OC hasn't done enough in response to snitch scandal: FBI report

Hosted by

An OC Sheriff's Department helicopter is parked at SNA Airport, April 9, 2022. Photo by Shutterstock.

The Orange County Sheriff's Department used jailhouse informants in an illegal way, and the District Attorney's Office hid evidence from defense attorneys. Because of that, the county lessened or overturned sentences in more than a dozen criminal cases between 2007 and 2016. Federal authorities have been investigating ever since, and they just came out with a damning 63-page report.

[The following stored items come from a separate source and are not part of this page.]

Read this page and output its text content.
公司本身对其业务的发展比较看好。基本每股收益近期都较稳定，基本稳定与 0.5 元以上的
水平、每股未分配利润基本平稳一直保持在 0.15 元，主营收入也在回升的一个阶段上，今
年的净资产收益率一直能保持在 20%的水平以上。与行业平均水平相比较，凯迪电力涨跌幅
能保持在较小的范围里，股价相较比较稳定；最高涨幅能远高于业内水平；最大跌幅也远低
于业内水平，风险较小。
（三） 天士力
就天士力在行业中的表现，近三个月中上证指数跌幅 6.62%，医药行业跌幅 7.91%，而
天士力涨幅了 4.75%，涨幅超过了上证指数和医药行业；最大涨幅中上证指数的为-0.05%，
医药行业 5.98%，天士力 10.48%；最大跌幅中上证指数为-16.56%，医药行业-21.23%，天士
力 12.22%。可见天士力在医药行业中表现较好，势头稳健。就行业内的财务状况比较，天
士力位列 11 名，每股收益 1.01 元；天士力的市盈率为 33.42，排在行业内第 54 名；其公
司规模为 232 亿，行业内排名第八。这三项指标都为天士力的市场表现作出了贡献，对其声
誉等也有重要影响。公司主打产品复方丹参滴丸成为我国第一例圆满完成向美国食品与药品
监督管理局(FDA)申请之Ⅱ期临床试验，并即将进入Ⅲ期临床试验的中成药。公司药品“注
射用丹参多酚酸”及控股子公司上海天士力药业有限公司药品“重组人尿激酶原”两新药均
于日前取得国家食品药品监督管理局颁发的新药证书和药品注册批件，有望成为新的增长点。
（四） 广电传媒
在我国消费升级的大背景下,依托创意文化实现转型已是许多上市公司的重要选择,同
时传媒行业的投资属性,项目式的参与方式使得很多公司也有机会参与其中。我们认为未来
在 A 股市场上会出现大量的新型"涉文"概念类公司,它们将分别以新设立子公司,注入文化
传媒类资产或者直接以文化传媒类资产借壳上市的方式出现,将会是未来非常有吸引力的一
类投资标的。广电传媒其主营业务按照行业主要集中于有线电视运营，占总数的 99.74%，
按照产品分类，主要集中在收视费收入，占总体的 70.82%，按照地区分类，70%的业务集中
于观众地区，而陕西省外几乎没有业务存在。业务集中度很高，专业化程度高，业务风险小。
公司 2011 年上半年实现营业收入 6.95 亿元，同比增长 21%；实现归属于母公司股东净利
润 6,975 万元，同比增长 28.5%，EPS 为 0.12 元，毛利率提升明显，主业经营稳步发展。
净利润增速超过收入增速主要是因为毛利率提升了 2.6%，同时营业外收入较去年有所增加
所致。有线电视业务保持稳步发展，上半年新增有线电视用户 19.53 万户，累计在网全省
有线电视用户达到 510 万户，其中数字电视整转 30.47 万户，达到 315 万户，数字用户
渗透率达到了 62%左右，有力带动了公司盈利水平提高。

“For years before 2012 …the Sheriff's Department started doing this secret database of jailhouse informants, colloquially known as snitches, in which they were gathering information that the Sheriff's Department would then pass along to the District Attorney's Office, and they were able to get many convictions like this,” explains Gustavo Arellano, columnist for the LA Times. 

He says this program was under wraps until 2011, when a mass shooting broke out at a beauty salon in Seal Beach. The gunman, Scott Evans Dekraai, confessed, so it should have been an easy conviction by District Attorney Tony Rackauckas. 

“But they kept using jailhouse informants even on [Dekraai]. And if it wasn't for the public defender Scott Sanders, none of this would have ever been exposed.” 

Current OC District Attorney Todd Spitzer ran on reforming the Sheriff’s Department. But according to the new report, he hasn’t implemented as much change as he claimed he would, Arellano says. 

“One of the big things that the fed says [is] do an independent review, do an independent panel that’s gonna go through this. And that's the last thing Todd wants, because Todd imagined himself the cowboy riding a white horse with a white hat saying, ‘I'm gonna take care of everything.’ And if someone's saying, ‘Nope, you can't do it good enough,’ he's gonna get mad.” 

Sheriff Don Barnes says his department has implemented reforms, but Arellano says questions remain. 

“He was the handpicked successor to [former Sheriff] Sandra Hutchins. So he has said he's tried to implement reforms, but the feds don’t believe that at all. … Barnes was under that administration under Hutchins, where this jailhouse informants scandal was happening. He'll always say that he knew nothing about it, but it was definitely happening while he was a sheriff's deputy himself.”

No one was held criminally accountable in this scandal, Arellano says. “You had six [convictions for murder and other serious crimes] overturned. … It's not over because it implicated Spitzer and Barnes, and they're still in power. Until they actually do reforms, jailhouse and prosecutorial misconduct is still going to happen.”